Regulatory burdens and red tape
The survey results seemed to agree with Hutt, in part. Seventy-nine percent of industry respondents indicated that regulations were one of the top three most important considerations in deciding whether to invest in a new product.
Moreover, 68 percent of respondents said that the regulatory process was “critically important” in their decision for which market to enter first. Three-quarters of respondents replied both that FDA requirements are somewhat or very unclear and that the FDA ultimately followed different procedures than the ones it offered to companies to guide them through the approval process.
Four out of 10 respondents likewise called the FDA’s request for additional information or materials “scientifically unjustified,” with approximately the same number of those surveyed saying that what the FDA requested was already in their application.
Shuren agreed that the agency could do more to clarify its processes. “We’re moving for a culture change, to try to be much more open in our decision making to outside experts and the patient community to find out their tolerance for risk.”
At the same time, Shuren and the survey found fault with industry’s role in the application process. Thirty-nine percent of industry representatives admitted that they could have submitted a better application to the FDA, while one-quarter of companies reportedly did not follow the initial advice offered by the FDA. This, Shuren pointed out, slows the approval process for all devices, especially as demand on the organization and pressure on its reviewers heighten.
Shuren acknowledged that these factors have contributed to an “unacceptably high” turnover rate among FDA staff.
Unpredictability may be unavoidable, at least to an extent.
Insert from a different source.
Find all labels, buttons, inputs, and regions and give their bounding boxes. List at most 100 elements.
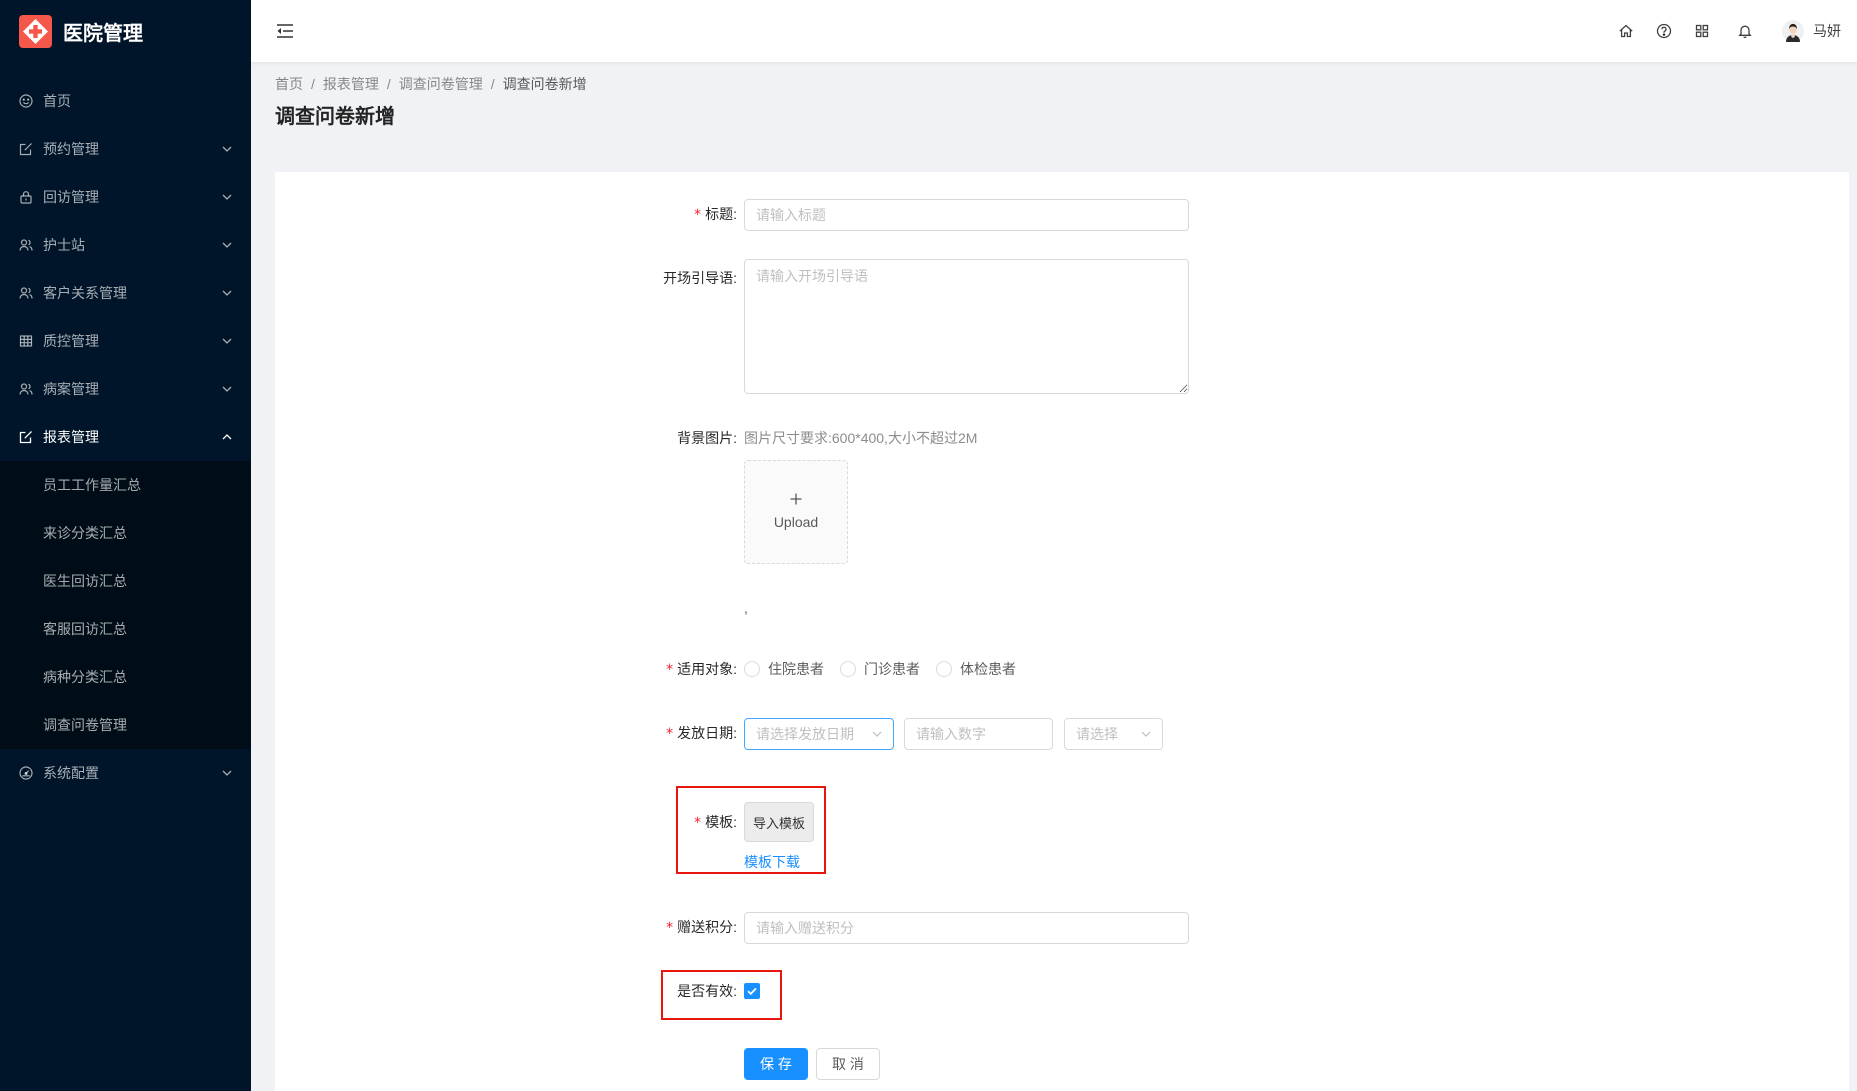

Susan Alpert, MD, PhD, who became an industry executive and consultant after spending a number of years in the FDA Office of Device Evaluation, argued that FDA procedures must change.
Alpert agreed with another industry panel member, Philip J. Phillips, MBA, of Phillips Consulting Group, however, that the FDA has not provided clear guidance on which technologies merit additional clinical data and which can be judged by the precedents of other device applications.
Industry and FDA camps failed to erase the tension between maintaining investment and innovation and protecting public health. Shuren deflected arguments that the agency asks for more from manufacturers on the assumption that more science is better science, but he admittedly could not set forth clear standards that would pave a pathway to approval for vendors.
“The challenge with clinical research is it is both costly and time consuming,” Alpert pointed out. Shuren maintained, however, that although harmonization of standards and procedures with other nations’ regulatory bodies are important, the agency would not relinquish its tighter clinical requirements for medical approval.